Scientists hope the dark grains from asteroid Ryugu will improve their understanding of the Solar Systems’ formation.
Source: Nature.com
Japan’s mission to bring asteroid dust back to Earth has succeeded. The Japan Aerospace Exploration Agency (JAXA) confirmed on 14 December that a capsule from spacecraft Hayabusa2, which landed in the Australian desert last week, contained black grains from asteroid Ryugu.
“The confirmation of sample is a very important milestone for us and for JAXA,” says Yuichi Tsuda, project manager for the mission at JAXA, in Sagamihara.

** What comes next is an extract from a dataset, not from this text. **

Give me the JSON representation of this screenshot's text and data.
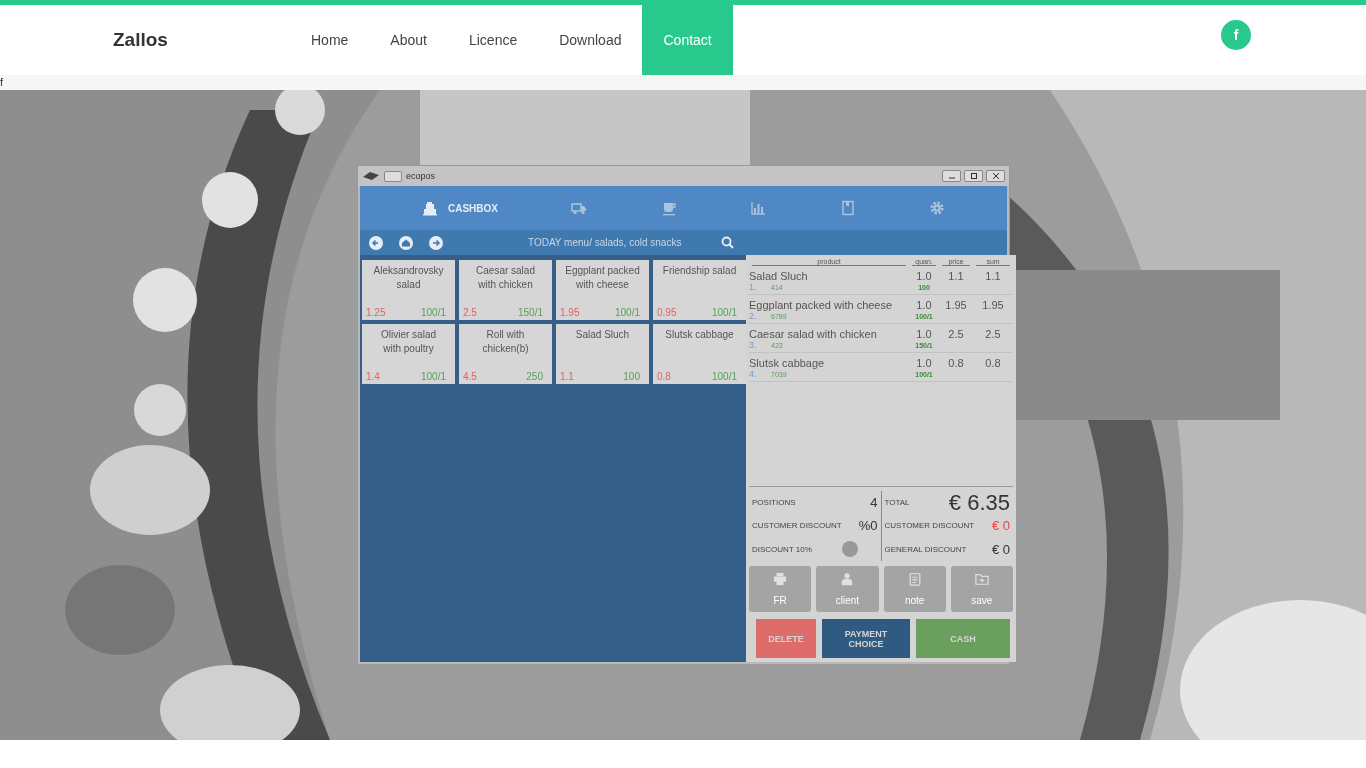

JAXA said in a statement that they observed the sandy material at the entrance of the collection chamber, but have yet to look inside to see if more asteroid dust is lurking there. It is only the second time that scientists have returned material from an asteroid.

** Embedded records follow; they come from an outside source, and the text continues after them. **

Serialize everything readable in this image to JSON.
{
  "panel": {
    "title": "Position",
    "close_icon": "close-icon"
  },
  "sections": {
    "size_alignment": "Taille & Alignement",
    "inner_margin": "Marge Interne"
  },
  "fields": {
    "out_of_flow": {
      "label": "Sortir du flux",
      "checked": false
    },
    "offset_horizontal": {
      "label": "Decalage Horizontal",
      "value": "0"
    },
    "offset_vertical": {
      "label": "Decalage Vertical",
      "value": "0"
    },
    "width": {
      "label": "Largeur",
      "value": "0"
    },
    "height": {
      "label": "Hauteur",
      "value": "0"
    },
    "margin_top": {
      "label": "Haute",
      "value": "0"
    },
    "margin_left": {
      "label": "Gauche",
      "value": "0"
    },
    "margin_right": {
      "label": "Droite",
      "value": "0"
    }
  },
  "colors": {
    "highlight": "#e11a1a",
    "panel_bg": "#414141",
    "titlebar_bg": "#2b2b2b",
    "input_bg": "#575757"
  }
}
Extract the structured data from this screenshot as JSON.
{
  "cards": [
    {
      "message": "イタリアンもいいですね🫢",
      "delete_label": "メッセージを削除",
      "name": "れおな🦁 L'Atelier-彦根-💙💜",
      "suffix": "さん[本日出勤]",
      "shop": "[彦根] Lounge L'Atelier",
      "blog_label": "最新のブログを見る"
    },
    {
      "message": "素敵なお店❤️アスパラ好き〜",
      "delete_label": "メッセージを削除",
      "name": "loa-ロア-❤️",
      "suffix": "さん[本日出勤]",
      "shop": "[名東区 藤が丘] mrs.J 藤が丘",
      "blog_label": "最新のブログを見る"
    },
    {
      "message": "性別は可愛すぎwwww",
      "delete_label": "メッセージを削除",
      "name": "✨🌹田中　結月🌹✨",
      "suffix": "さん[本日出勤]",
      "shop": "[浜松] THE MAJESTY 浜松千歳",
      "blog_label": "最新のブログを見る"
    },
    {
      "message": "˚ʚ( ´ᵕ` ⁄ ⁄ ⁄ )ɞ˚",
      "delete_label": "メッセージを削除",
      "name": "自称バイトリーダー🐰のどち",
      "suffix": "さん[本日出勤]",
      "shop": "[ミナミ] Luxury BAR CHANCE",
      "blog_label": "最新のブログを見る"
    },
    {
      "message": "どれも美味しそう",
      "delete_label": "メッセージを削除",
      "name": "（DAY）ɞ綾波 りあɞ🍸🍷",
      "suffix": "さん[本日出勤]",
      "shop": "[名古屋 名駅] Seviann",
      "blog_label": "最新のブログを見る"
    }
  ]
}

The samples from Ryugu could give researchers important insights into the early evolution of planets, and help to explain the origins of water on Earth.
“The samples containing precious asteroid material will provide scientists with key information about the formation of the Solar System,” says Ed Kruzins, director of the Canberra Deep Space Communication Complex, at the Commonwealth Scientific and Industrial Research Organisation, which helped track the spacecraft and its encounter with Ryugu.
The capsule’s journey
In the early hours of 6 December, a brilliant fireball streaked through the southern skies and landed in the desert in South Australia, setting off a race to locate the capsule that scientists hoped contained material from Ryugu.
“Images that Hayabusa2 took during its landing operations made us confident that the spacecraft collected Ryugu samples,” wrote Satoru Nakazawa, deputy manager of the mission, in an email while in Woomera, Australia. But the team couldn’t know for sure until they disassembled the capsule and sighted the dark dust.
Some 57 hours after the capsule was located, the team delivered it back to Japan. The swift shipment “means that the samples we got from Ryugu are very pure without contamination from the Earth’s atmosphere and we confirmed that there was no leakage,” says Yuichi Tsuda, project manager for the mission at JAXA, in Sagamihara.
Plans for the samples
Once the capsule is fully unsealed, possibly later today, JAXA scientists will measure the materials’ mass and study its composition and structure. They hope to have collected at least 0.1 grams of material, says Yoshikawa Makoto, mission manager for Hayabusa2 at JAXA.
Some 10% of the material will be sent to NASA in December 2021 in exchange for samples from asteroid Bennu, which spacecraft OSIRIS-Rex collected in October and should arrive on Earth by late 2023. Another 15% will be made available to international researchers, and about 40% will be stored for future scientists to investigate.
Hayabusa2 collected the samples over a year and a half of poking and prodding Ryugu — a small asteroid shaped like a squashed sphere, peppered with giant boulders. Ryugu is a C-type, or carbon-rich, asteroid, which scientists think contains organic and hydrated minerals preserved from as far back as 4.6 billion years ago. The samples could help to explain how Earth became covered with water. Scientists think it came on asteroids or similar planetary bodies from the outer regions of the Solar System.
Tsuda is interested in finding out whether the samples contain more complex organic material, similar to those found on Earth. “If we find very complicated organics on Ryugu, that is a very big finding.”
Hayabusa2 has now begun its 11-year journey to its next destination: a fast-rotating asteroid known as 1998 KY26. To reach it, the spacecraft will fly by another asteroid — 2001 CC21 — and swing past Earth another two times.